PostgreSQL GSoC 2018 ideas

Recently Stephen Frost called in pgsql-hackers@ mailing list for PostgreSQL-related ideas for Google Summer of Code 2018. I proposed a few ideas and offered to be a possible mentor for corresponding projects. In this post I would like to share a brief description of these projects (copied from PostgreSQL Wiki).

Google Summer of Code is a great opportunity to contribute to free and open source software, not mentioning gaining unique experience. If you are a student you should seriously consider to participate. Also I would like to encourage everyone to join the discussion in the mailing list and propose ideas on how PostgreSQL can be improved.

Project 1. High availability / failover based on logical replication

Currently there are plenty HA solutions for PostgreSQL based on physical (streaming) replication - patroni, Stolon, RepMgr, and others. Unfortunately, there is no solution that uses logical replication introduced in PostgreSQL 10. The main advantage of logical replication over physical replication in this context is an ability to upgrade PostgreSQL without a downtime. Also logical replication allows to use temporary tables on replicas. The idea of this project is to implement an analogue of Stolon that will provide HA based on logical replication.

It worth noticing that this tool has a potential to evolve in a full-feature open source NewSQL layer on top of PostgreSQL that will support sharding, rebalancing (which is also impossible with physical replication), Percolator-like distributed transactions, convenient web-panel, etc. These are subjects for further GSoC projects though.

Project 2. Thrift datatype support

One of the advantages of document-oriented databases like MongoDB or Couchbase over RDBMSs is an ability to change the data scheme easily, fast and often. The traditional approach in RDBMS world involves doing an expensive ALTER TABLE operation, slow upgrade of an existing data, and stuff like this. This approach is often slow and inconvenient for application developers.

To solve this issue PostgreSQL provides JSON and JSONB datatypes. Unfortunately JSONB has a disadvantage of storing all documents keys, which is a lot of redundant data.
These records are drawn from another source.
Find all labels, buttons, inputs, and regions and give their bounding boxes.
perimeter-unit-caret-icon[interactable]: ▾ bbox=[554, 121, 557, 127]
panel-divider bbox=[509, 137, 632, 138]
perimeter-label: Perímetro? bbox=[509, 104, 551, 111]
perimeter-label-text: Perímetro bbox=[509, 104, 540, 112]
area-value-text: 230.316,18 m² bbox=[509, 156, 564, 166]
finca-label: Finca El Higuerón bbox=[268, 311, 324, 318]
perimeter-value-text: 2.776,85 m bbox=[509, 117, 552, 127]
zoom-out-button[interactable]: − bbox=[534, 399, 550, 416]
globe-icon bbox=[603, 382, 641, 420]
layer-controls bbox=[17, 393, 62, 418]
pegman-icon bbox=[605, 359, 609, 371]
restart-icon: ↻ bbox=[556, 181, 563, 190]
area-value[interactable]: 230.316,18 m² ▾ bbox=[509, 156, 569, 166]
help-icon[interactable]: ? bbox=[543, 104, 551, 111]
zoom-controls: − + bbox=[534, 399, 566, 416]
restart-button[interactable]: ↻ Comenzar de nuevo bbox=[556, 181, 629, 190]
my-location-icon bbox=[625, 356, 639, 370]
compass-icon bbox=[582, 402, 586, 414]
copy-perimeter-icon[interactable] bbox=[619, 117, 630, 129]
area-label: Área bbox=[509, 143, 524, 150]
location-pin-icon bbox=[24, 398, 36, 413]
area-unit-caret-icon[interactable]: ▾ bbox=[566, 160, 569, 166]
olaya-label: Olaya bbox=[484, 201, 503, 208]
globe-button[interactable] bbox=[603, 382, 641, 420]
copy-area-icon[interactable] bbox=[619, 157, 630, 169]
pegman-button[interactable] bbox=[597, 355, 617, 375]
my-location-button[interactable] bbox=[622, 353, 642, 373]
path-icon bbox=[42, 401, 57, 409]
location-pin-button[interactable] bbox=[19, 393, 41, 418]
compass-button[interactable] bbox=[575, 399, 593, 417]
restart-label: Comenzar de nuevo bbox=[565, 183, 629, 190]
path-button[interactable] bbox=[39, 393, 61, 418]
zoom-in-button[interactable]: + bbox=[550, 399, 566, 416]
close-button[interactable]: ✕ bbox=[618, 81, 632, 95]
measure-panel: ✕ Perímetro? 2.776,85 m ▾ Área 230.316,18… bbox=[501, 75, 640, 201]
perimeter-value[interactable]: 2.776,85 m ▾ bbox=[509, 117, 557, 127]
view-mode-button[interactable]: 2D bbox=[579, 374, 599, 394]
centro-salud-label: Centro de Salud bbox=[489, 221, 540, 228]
One possibility to reduce JSONB redundancy is to use zson extension. It compresses JSONB documents using a shared dictionary of common strings that appear in all or most documents. This approach has its limitations though. Particularly, since data schema evolves, the dictionary has to be updated from time to time. Also zson can affect the build-in mechanism of PostgreSQL of compressing data using PGLZ algorithm since this mechanism uses some heuristics to recognize data that compresses well. Thus sometimes zson can reduce the overall performance.

There is another extension - pg_protobuf. Basically, it provides Protobuf support for PostgreSQL. At the time of writing this text pg_protobuf is in a proof-of-concept state. However, it seems to solve all the issues described above and doesn't have any disadvantages of zson extension.

The idea of this project is to create a similar extension that would provide Thrift support. Some users may prefer Thrift to Protobuf or just use it for historical reasons. This project is a bit more complicated than pg_protobuf since unlike Protobuf Thrift supports various encoding protocols. Also the extension should provide a tool that generates from .thrift files PL/pgSQL procedures to access Thrift data (at the time of writing this text similar tool for pg_protobuf is in development.)